Andrew Raymond Emerich
Andrew Raymond Emerich
Andrew Raymond Emerich, 27, of Reno, pleaded guilty to concealed possession of a dangerous weapon, brass knuckles. The gross misdemeanor carries a potential jail term of one year and fines up to $2,000, but the defendant was eligible for probation at the court’s discretion. He appeared in court on Monday, June 21, hoping to retain his freedom.

Around 7:30 a.m. on Feb. 5, 2021, Emerich stopped at a Lovelock convenience store. “They thought I was shoplifting, but I wasn’t,” he said. Law enforcement detained Emerich and patted him down in the men’s room of the store. 

“I had brass knuckles in my back pocket,” the defendant admitted. The police found the knuckles but no other contraband. There was no bodycam recording of the frisk, known in legal circles as a terry search. Emerich spent the next 16 hours in the Pershing County jail, bailing out around 10:30 p.m.

The gladiators of ancient Greece and Rome were probably the first to inflict broken bones, cuts, concussions and internal injuries on one another with the weapons. Today, Nevada, California and New York ban the buying, selling, repairing or carrying of knuckles, which seem to be gaining in popularity.

Cochran acknowledged that his client had been convicted of the same crime within the past year. He emphasized that Emerich carried the weapon for protection, and there was no evidence he intended to harm anyone. The defense asked the judge to sentence the defendant to time-served (about one day) and a fine.

DDA Banks disagreed. “The reason this isn’t a fine-only case is that Mr. Emerich was convicted of the same offense within a year,” he said. “Usually with brass knuckles or slapjack or switchblade cases we get – ‘Gee Whiz Your Honor, I didn’t know I couldn’t have this thing. I bought it at a swap meet or county fair somewhere.’”

“Ignorance of the law is no excuse but does create a grey area. That grey area does not exist here,” he continued. “That’s why we’re asking that the defendant serve 30 days in jail.”

“I would like to pay a fine,” Emerich said. He expressed fear of losing his job at the Reno warehouse, where he works full-time during the week.

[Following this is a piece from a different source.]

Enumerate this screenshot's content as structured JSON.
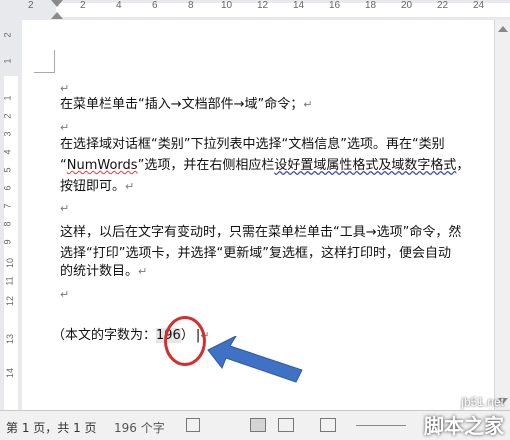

Judge Jim Shirley gave Emerich a suspended sentence of 364 days in Pershing County jail. He placed the defendant on court-supervised probation. Emerich must also serve ten weekends in jail and pay a $500 fine in addition to court costs. “No more brass knuckles,” said the judge. “There’s a reason Nevada banned them.”

Joseph Reith Grangruth, 31, of Wisconsin, admitted to violating his probation for the use of controlled substances. He last reported on June 25, 2018, three years ago. “He’s here voluntarily today,” said Winnemucca attorney Kyle Swanson. “He’s turned over a new leaf and wants to put this behind him.” 

Swanson pointed out that use of controlled substances was no longer a felony but a misdemeanor. “He’s doing well in Wisconsin and is fighting for custody of his biological daughter in Judge Montero’s courtroom in Winnemucca.”

Grangruth said he only recently found out about his outstanding warrant and had stayed out of legal trouble for seven-and-a-half years.

Swanson observed that the defendant had 205 days credit for time served. “On a 12-month prison sentence he’ll go to the fish tank and be cut loose.” He asked for a dishonorable discharge from probation.

Banks disagreed and requested Judge Shirley to impose the underlying prison sentence of 12 to 40 months.

“He decided to abscond. Now here we are,” said Banks. “The defendant ran halfway across the country. He may well go to the fish tank and get processed right out, but the State’s position is, so be it. We’re asking for the original sentence of 12- 40 months because that’s what justice demands.”

The judge sentenced Grangruth to 10 days in jail, followed by a dishonorable discharge from probation. He must pay about $200 in court fees and a public defender fee of $130.